My Top Level Portfolio Breakdown

As of right now, this is a rough breakdown of my entire portfolio
10% – Cash
20% – Risk Capital
40% – Dividend Growth
30% – Mutual Funds
This is the top layer of diversification. If we were to dig into each of those groups, you would see further diversification by sector and instrument (stock, short, options, etc). But that’s a topic for another blog post.

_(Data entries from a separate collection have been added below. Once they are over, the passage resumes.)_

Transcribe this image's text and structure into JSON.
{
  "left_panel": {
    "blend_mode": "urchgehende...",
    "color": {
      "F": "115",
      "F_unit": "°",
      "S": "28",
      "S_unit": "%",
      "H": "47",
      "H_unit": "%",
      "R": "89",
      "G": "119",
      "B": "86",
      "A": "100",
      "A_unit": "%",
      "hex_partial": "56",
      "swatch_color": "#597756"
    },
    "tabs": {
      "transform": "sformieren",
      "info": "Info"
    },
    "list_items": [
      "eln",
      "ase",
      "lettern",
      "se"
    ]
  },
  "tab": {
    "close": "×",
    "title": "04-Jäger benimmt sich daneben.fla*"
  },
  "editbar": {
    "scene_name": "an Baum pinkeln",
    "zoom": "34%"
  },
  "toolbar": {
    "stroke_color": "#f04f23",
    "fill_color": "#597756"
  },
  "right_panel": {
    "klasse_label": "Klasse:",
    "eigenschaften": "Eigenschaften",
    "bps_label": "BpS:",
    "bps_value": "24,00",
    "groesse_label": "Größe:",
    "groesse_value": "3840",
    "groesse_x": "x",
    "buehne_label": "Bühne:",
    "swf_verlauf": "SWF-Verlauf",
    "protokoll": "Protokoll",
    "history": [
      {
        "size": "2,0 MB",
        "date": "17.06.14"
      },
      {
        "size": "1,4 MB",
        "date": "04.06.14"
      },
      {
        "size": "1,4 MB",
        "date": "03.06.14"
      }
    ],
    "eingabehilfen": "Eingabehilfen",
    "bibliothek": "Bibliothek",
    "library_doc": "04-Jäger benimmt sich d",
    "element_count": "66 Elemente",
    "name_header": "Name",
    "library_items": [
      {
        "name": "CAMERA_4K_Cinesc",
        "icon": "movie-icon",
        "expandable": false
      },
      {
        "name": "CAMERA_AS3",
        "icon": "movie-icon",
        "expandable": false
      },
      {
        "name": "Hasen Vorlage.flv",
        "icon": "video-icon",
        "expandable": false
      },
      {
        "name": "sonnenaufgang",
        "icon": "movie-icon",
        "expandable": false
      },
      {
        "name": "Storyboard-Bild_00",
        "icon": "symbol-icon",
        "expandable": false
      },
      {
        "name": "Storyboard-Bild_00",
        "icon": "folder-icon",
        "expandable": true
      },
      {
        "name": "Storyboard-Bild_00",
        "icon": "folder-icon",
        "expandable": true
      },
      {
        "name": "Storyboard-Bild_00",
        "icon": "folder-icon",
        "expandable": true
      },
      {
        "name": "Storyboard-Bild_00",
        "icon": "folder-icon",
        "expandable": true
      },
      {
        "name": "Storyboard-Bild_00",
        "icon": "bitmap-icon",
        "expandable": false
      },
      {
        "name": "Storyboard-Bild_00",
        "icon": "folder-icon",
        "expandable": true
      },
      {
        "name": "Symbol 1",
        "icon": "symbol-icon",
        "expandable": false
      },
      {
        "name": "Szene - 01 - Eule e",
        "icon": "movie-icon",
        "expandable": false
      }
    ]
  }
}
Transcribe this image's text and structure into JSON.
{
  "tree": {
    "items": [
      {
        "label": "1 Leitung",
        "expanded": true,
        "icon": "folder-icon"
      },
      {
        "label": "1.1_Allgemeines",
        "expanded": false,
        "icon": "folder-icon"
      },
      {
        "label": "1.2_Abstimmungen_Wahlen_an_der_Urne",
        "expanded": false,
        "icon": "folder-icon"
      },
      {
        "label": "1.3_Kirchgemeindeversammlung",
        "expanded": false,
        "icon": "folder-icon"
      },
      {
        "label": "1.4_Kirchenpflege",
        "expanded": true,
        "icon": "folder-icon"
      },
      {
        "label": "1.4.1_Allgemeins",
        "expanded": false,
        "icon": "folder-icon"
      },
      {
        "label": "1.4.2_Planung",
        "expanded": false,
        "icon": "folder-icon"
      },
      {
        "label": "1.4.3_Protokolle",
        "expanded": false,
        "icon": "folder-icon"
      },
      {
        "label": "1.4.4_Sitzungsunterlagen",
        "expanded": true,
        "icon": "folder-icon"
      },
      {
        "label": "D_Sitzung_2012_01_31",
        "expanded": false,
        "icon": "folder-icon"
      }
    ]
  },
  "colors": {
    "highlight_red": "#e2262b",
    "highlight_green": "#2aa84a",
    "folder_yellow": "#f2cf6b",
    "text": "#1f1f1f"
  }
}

How Much Risk Capital Should I Allocate?

So what’s a good percentage to allocate to your risk capital funds? Well, no one can answer that question for you. It all depends on your personal preference and what you hope to achieve. Young investors should always allocate a slightly higher percentage of their savings to risk capital than older investors. When your young you have more lessons to learn and more time to recover from any losses you incur. Taking on higher risk investments are less costly if you have an extra 20 years to make up those loses. But, even at a young age risk capital can be dangerous if you don’t understand how to manage your risk. Just because you are investing money that has a higher potential to lose money doesn’t mean you want to lose money. It doesn’t matter if you’re young f you don’t understand risk management and have the ability to make +EV decisions.

At the end of the day, the risk capital all boils down to personal preference. If you don’t have the time to study your positions and handle the associated stress, there is no point in allocating risk capital. A higher gain doesn’t necessarily mean a better investment if it adversely effects other aspects of your life. Take time to evaluate your personal preferences and put aside a comfortable amount of play around with options and high growth technology or pharmaceutical stocks. Even if you don’t end up making money right off the bat, at least you’ll learn how to handle different situations and become a better investor as a result.